Al volver de mi huerto he entrado en la casa y, como siempre, he tropezado con mis propios papeles. Lo confieso: soy un desastre ordenando. ¿Qué queréis? Mi cabeza corre más rápido que mis manos.
Enciendo el candil, me siento en mi mesa y repaso lo que escribí anoche. Algunos versos me parecen buenos, otros los rompería en mil pedazos… pero ninguno me aburre. Yo nunca me aburro de mí, y eso, señores, es un alivio para alguien que pasa tanto tiempo consigo mismo.
Entre líneas, me río. Sí, me río solo: ¿qué queréis? He escrito algo tan bueno que hasta yo me aplaudo. No os preocupéis, es lo que hace todo el mundo; aunque, entre nosotros, de vez en cuando me creo mi mejor público.
Miro por la ventana y veo cómo Madrid empieza a despertar: panaderos abriendo hornos, mozos cruzando corriendo con cestas, algún gato desperezándose en los tejados.

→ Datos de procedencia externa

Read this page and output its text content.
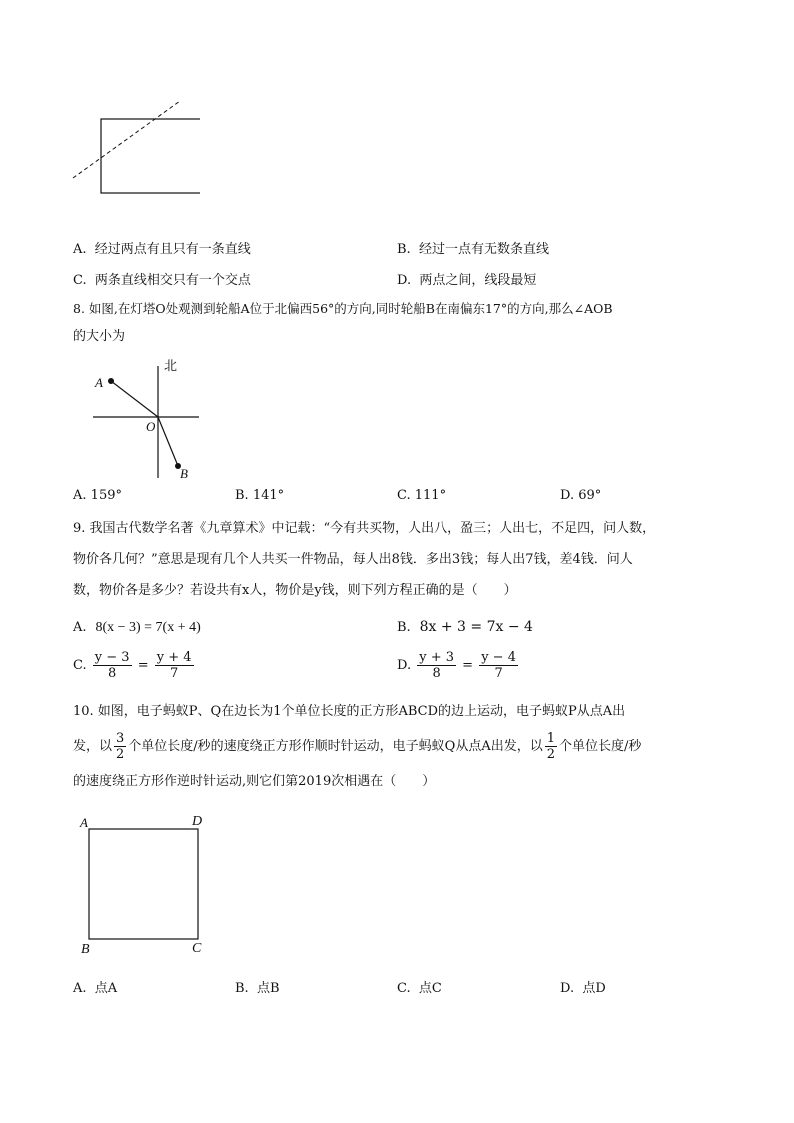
A. 经过两点有且只有一条直线	B. 经过一点有无数条直线
C. 两条直线相交只有一个交点	D. 两点之间，线段最短
8. 如图,在灯塔O处观测到轮船A位于北偏西56°的方向,同时轮船B在南偏东17°的方向,那么∠AOB
的大小为
北
A
O
B
A. 159°	B. 141°	C. 111°	D. 69°
9. 我国古代数学名著《九章算术》中记载：“今有共买物，人出八，盈三；人出七，不足四，问人数，
物价各几何？”意思是现有几个人共买一件物品，每人出8钱．多出3钱；每人出7钱，差4钱．问人
数，物价各是多少？若设共有x人，物价是y钱，则下列方程正确的是（　　）
A. 8(x − 3) = 7(x + 4)	B. 8x + 3 = 7x − 4
C. $\frac{y - 3}{8} = \frac{y + 4}{7}$	D. $\frac{y + 3}{8} = \frac{y - 4}{7}$
10. 如图，电子蚂蚁P、Q在边长为1个单位长度的正方形ABCD的边上运动，电子蚂蚁P从点A出
发，以 $\frac{3}{2}$ 个单位长度/秒的速度绕正方形作顺时针运动，电子蚂蚁Q从点A出发，以 $\frac{1}{2}$ 个单位长度/秒
的速度绕正方形作逆时针运动,则它们第2019次相遇在（　　）
A	D
B	C
A. 点A	B. 点B	C. 点C	D. 点D
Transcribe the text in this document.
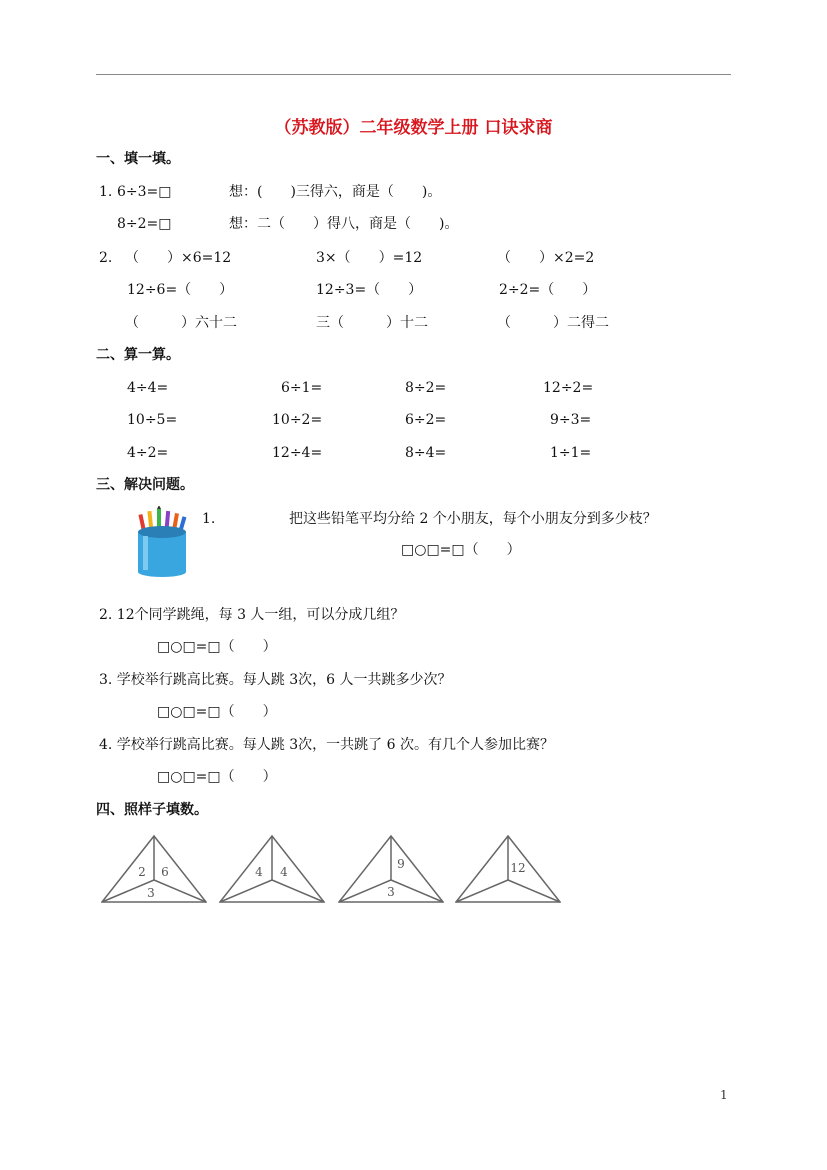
（苏教版）二年级数学上册 口诀求商
一、填一填。
1. 6÷3=□	想：(　　)三得六，商是（　　)。
8÷2=□	想：二（　　）得八，商是（　　)。
2. （　　）×6=12	3×（　　）=12	（　　）×2=2
12÷6=（　　）	12÷3=（　　）	2÷2=（　　）
（　　　）六十二	三（　　　）十二	（　　　）二得二
二、算一算。
4÷4=	6÷1=	8÷2=	12÷2=
10÷5=	10÷2=	6÷2=	9÷3=
4÷2=	12÷4=	8÷4=	1÷1=
三、解决问题。
1.	把这些铅笔平均分给 2 个小朋友，每个小朋友分到多少枝？
□○□=□（　　）
2. 12个同学跳绳，每 3 人一组，可以分成几组？
□○□=□（　　）
3. 学校举行跳高比赛。每人跳 3次，6 人一共跳多少次？
□○□=□（　　）
4. 学校举行跳高比赛。每人跳 3次，一共跳了 6 次。有几个人参加比赛？
□○□=□（　　）
四、照样子填数。
2 6
3
4 4
9
3
12
1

Amo esta ciudad porque es ruidosa, viva y descarada… como yo.
Y mientras observo, ya pienso en la calle. Hoy saldré a robar palabras, que son mi botín preferido. Quizá me dé una vuelta por el mentidero; allí hay más historias que en todos los libros juntos.
Así que, si me acompañáis, no os quedéis atrás: yo camino rápido, hablo más rápido todavía… y escribo aún más deprisa.

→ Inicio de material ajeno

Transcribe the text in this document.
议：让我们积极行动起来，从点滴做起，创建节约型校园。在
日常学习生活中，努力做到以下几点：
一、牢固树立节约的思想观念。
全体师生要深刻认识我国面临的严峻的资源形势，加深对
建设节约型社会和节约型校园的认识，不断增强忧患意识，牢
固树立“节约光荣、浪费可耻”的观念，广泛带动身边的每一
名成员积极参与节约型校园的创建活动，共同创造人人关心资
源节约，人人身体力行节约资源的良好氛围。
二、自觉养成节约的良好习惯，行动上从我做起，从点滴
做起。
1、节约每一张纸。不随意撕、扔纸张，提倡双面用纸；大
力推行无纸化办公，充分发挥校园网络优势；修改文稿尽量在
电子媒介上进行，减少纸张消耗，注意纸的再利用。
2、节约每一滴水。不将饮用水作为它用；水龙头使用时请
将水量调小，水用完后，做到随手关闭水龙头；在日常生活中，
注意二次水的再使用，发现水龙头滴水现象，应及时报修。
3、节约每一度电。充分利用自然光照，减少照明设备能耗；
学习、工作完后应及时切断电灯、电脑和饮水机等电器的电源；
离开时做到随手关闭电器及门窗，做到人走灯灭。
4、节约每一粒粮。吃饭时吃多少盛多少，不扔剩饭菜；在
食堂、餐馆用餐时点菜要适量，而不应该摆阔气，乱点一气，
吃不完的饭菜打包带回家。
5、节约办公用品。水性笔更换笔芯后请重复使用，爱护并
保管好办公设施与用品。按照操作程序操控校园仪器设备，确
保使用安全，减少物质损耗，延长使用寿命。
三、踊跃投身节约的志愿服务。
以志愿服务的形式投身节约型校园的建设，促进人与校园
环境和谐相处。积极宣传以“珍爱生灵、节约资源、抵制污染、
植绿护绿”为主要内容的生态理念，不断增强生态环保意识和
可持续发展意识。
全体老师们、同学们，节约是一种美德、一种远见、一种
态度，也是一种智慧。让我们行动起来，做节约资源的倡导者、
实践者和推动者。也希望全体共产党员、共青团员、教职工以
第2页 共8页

Vamos, que el día empieza y Madrid no espera a los perezosos.
ESCENA II.
“LAS CALLES SON MI MEJOR TEATRO”_
¿Veis esas calles? Son mi mejor escenario. Yo he escrito más versos paseando por el barrio de las Musas que sentado en cualquier escritorio, creedme. ¿Queréis saber por qué? Porque aquí hablan mejor que en los libros: cada criada suelta una metáfora sin saberlo, cada noble fanfarrón presume como si recitara un entremés y cada chismoso del mentidero es, sin quererlo, autor de comedia.
Así que salgo de mi casilla, con capa y sombrero bien colocados (no por vanidad, bueno… un poco sí), y camino como si Madrid entero me perteneciera. Y no os voy a engañar: a ratos lo parece.
—¡Miren, miren, es Lope! —murmura una verdulera al pasar.
—¿Lope? ¿El de Fuenteovejuna? —pregunta otra.
—El mismo… ¡Dicen que escribe comedias más rápido de lo que yo amaso el pan!
¿Veis? Ni pago pregoneros, ya me anuncian gratis.
EL MENTIDERO: MÁS HISTORIAS QUE BIBLIOTECAS_
Camino deprisa hasta el mentidero de los representantes, esa plaza donde se decide mi suerte antes que en el corral. Allí se murmura, se aplaude y se destruyen reputaciones con la misma facilidad con la que se come una rosquilla.
Hoy, como siempre, está lleno: actores gesticulando como molinos, autores nerviosos y un par de nobles intentando pasar desapercibidos con capas demasiado nuevas (siempre los reconozco, no saben mancharse de polvo como un buen madrileño).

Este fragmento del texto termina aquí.